Crist toured the Everglades by airboat with Interior Secretary Ken Salazar and U.S. Sen. Bill Nelson, D-Fla. In remarks and in a letter to Salazar, Crist acknowledged President Obama’s request for $279 million for Everglades restoration in the 2009-10 federal budget, according to a statement from the Governor’s Office. The 2009-10 state budget signed by Crist on Wednesday includes $50 million for Everglades restoration.
“It is especially important right now, to renew our commitment and cooperation to the federal/state partnership, and reaffirm our dedication to completing the projects needed to restore the River of Grass,” Crist said in his statement.
Salazar said today the Obama administration is committed to restoring the River of Grass, according to the South Florida Sun-Sentinel. Salazar said the administration has proposed “more than $600 million to fund ongoing projects and to generate good jobs in design, engineering, construction and rehabilitation work.”
Salazar’s trip to the Everglades was at the invitation of Nelson, who said it was important that the cabinet secretary see the “River of Grass” for himself, according to a statement from the senator’s office.
“It really shows you something when the secretary of the interior comes down to South Florida to hear about why restoring the Everglades is so important, not just to Floridians, but nationally,” Nelson said. “And he didn’t just get to hear from us, we took him out on an airboat so he could see for himself.”

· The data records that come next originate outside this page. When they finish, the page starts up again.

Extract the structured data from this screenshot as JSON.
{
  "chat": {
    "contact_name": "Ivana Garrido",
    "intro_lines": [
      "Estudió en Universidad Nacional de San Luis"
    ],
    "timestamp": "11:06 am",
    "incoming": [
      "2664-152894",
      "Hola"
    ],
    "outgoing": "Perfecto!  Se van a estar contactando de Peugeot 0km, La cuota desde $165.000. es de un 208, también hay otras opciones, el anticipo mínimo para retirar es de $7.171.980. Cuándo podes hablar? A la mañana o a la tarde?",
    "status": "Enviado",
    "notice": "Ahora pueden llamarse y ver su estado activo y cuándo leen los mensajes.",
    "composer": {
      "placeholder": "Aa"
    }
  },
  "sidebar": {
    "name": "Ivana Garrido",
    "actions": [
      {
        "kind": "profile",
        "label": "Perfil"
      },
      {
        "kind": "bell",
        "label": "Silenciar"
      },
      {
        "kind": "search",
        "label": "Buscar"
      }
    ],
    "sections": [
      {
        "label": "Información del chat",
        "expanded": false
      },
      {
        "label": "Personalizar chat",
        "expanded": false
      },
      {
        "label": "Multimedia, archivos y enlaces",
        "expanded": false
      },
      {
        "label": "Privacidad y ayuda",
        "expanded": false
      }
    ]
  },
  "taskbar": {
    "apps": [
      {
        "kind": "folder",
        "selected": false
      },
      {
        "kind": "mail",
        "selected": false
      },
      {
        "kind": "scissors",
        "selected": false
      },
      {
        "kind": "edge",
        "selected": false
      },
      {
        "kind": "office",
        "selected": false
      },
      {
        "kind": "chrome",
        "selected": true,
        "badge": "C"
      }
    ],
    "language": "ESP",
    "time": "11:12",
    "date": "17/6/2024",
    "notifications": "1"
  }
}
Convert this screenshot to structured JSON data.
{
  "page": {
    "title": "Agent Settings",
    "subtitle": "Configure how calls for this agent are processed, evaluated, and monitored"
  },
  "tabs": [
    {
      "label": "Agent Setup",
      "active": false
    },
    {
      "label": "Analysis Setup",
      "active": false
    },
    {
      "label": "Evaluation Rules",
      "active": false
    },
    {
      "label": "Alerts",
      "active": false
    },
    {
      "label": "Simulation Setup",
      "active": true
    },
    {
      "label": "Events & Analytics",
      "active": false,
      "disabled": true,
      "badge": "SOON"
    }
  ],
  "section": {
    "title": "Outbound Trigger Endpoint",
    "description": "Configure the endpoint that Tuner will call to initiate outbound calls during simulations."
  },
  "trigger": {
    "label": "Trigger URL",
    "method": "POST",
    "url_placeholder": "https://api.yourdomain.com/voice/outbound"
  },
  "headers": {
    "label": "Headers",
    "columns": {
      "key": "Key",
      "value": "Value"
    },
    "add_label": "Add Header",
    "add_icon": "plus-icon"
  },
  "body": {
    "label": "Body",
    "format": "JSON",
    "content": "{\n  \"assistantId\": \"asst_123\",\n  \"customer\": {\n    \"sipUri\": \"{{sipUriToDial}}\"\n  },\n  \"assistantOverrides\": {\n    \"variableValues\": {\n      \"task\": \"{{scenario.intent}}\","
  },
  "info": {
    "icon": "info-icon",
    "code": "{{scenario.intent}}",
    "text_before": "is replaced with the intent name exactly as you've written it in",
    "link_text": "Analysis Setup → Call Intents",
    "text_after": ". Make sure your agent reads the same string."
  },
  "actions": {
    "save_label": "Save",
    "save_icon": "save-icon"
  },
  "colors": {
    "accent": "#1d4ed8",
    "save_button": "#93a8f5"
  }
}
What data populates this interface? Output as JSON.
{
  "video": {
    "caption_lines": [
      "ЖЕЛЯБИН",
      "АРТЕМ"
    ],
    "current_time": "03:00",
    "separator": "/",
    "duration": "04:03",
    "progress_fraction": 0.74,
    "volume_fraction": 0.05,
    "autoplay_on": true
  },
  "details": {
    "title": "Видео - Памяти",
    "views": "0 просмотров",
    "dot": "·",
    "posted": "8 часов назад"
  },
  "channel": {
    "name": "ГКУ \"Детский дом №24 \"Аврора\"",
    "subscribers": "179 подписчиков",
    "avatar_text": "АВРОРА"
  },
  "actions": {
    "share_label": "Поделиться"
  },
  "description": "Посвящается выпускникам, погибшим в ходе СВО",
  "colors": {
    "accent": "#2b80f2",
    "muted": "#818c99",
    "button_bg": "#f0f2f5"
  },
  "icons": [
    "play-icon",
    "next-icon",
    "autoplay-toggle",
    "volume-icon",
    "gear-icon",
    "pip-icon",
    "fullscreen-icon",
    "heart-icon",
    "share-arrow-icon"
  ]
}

Crist also asked the Department of the Interior to measure the downstream environmental impacts caused by federal management of the Apalachicola-Chattahoochee-Flint river system. Alabama, Florida and Georgia have been fighting in federal court since 1990 over water from the rivers.
“This is a tri-state problem which requires a tri-state solution, and it is imperative that we work toward a long-term solution, or else we will find ourselves facing a crisis every year,” Crist said. “Florida recognizes that a solution must include an equitable sharing of adversity.”
On Wednesday, Salazar said he told Georgia Gov. Sonny Perdue he was willing to help mediate the states’ water dispute. They toured the Lake Lanier reservoir on the Chattahoochee River north of Atlanta.
“I think the governor of Georgia has rightly pointed to the value of Lake Lanier to Georgia and the Southeastern part of the country,” Salazar said, according to the Gainesville Times.
The governors of the three states failed to reach an agreement in 2008 when Interior Secretary Dirk Kempthorne tried to mediate at the direction of President Bush.